En ces jours de commémoration du 6 juin 1944 et de ce que cette date représente (libération de la France, échec au nazisme et à sa culture de mort), il y a une certaine ironie à publier un album uchronique dans lequel l’Allemagne gagnerait. Ironie toutefois justifiée par la qualité de l’album, autant que par l’originalité du scénario. Si l’on sait combien le débarquement a reposé sur des opérations parfois risquées, voire très risquées (l’opération Fortitude notamment, gigantesque intoxication pour laquelle l’Etat-major allié n’a pas hésité à sacrifier des réseaux de résistance entiers), on envisage avec d’autant plus d’intérêt la lecture de cette bande dessinée issue de l’esprit fertile de David Brin (titulaire du prix Hugo, l’un des prix littéraires de SF parmi les plus respectés) et qui propose un futur alternatif original, inattendu et dans le même temps cohérent, inspiré par certaines croyances nazies (le néo-paganisme développé par Rosenberg et la société de Thulé notamment).
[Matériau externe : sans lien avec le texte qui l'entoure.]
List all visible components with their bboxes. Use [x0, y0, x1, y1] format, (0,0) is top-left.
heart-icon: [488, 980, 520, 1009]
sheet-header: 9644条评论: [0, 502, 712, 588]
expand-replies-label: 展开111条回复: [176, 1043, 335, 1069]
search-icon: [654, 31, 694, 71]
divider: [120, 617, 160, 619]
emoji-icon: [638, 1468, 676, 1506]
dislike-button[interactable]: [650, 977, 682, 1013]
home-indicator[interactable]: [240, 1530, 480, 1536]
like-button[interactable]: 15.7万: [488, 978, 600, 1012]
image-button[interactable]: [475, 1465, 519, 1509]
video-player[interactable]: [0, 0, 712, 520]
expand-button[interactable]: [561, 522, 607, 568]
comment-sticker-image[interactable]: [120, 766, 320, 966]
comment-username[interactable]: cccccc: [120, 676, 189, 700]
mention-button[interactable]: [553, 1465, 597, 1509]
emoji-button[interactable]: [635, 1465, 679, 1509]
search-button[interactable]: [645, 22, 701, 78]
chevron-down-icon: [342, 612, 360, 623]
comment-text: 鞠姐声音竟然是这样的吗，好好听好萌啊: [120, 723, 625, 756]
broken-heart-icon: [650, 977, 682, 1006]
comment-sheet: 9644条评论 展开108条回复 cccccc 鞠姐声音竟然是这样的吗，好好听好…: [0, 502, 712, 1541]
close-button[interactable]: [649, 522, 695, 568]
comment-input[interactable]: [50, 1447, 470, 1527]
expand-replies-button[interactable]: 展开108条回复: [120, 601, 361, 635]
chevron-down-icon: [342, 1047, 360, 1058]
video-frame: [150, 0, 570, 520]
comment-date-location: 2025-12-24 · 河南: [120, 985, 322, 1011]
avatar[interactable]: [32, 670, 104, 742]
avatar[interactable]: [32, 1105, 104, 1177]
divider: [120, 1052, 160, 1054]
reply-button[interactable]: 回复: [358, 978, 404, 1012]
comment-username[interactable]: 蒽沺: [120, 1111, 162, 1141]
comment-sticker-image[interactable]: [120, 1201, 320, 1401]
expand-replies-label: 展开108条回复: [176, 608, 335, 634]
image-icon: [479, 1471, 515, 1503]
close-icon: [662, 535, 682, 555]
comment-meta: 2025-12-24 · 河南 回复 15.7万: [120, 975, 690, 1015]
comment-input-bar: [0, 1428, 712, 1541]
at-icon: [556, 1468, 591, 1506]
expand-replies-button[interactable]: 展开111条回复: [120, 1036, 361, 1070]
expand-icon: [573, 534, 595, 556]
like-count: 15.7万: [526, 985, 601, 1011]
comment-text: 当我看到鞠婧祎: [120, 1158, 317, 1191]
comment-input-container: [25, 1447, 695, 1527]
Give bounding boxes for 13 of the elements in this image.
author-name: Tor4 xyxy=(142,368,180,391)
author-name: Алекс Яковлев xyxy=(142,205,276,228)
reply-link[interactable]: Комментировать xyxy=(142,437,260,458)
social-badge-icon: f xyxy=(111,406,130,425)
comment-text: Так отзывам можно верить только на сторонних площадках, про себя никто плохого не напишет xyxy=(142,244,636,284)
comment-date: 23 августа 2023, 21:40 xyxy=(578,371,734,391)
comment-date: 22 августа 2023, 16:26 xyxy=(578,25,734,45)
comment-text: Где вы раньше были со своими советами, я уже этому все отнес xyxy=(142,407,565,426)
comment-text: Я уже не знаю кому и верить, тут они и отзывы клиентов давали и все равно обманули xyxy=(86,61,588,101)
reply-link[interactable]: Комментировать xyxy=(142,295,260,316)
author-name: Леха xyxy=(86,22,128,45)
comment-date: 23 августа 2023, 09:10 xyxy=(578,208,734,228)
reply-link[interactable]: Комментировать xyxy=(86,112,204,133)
Du reste, le scénariste n’est pas n’importe qui, et les amateurs de son cycle de l’élévation (chez J’ai lu SF), et de bonne science-fiction en général, apprécieront la BD.

Le principe de l’uchronie (on ne saurait trop recommander à ce sujet l’excellente étude d’Eric Henriet sur ce genre littéraire, L’Histoire revisitée, Encrage, 2004) étant de relire l’histoire à la lumière d’un fait nouveau, surnaturel ou non («et si…»), David Brin a donc imaginé dans une nouvelle (Les Américains n’ont pas Thor, Optah, 1987), une victoire des nazis secondés par les Ases, ces anciennes divinités nordiques. Thor et son marteau Mjolnir, Odin et tout le panthéon nordique, invoqués par des nazis occultistes, interviennent dans notre réalité aux côtés de ces derniers et bouleversent le cours de la guerre (en particulier le 6 juin, transformé en désastre), jusqu’à la conquête des Etats-Unis. La situation n’est pas grave, elle est désespérée ! On se croirait dans Blake et Mortimer et la trilogie de l’Espadon… Le nazisme, contaminé par la vieille religion nordique, conquiert peu à peu le monde. Heureusement, des résistances apparaissent, une réaction s’organise, et les religions entrent de manière efficace dans le conflit, par panthéons interposés. Surtout, dans cette partie d’échec métaphysique, un fou (ou un cavalier solitaire) répand une certaine anarchie dans les plans des uns et des autres : Loki, le tricheur, artisan du crépuscule des dieux, s’allie – semble s’allier – aux Américains. Est-ce Ragnarok qui se déroule sur Terre ? Est-ce la poursuite de la guerre mondiale dans le monde des Ases ? Et quelle est exactement la place de l’humanité dans ce conflit entre divinités qui menace la planète même ?

Sur ce scénario indéniablement original, Scott Hampton a réalisé un album assez réussi, au graphisme réaliste et sombre, souvent inspiré. Les dieux y sont à la fois très humains (dans leurs faiblesses) et indéniablement différents (ne serait-ce que par la taille et la typographie des dialogues «divins»). On est à la fois bien loin du Thor, héros de comics Marvel, et en même temps assez proche de cette conception de divinités – super-héros intervenant directement sur Terre. Cet album est une rencontre, celle d’un romancier de science-fiction imaginatif et d’un dessinateur original. Chacun a su s’adapter aux ambitions et aux visions de l’autre, et le résultat est un véritable roman graphique que les amateurs d’uchronie apprécieront tout autant que ceux de bonne BD américaine.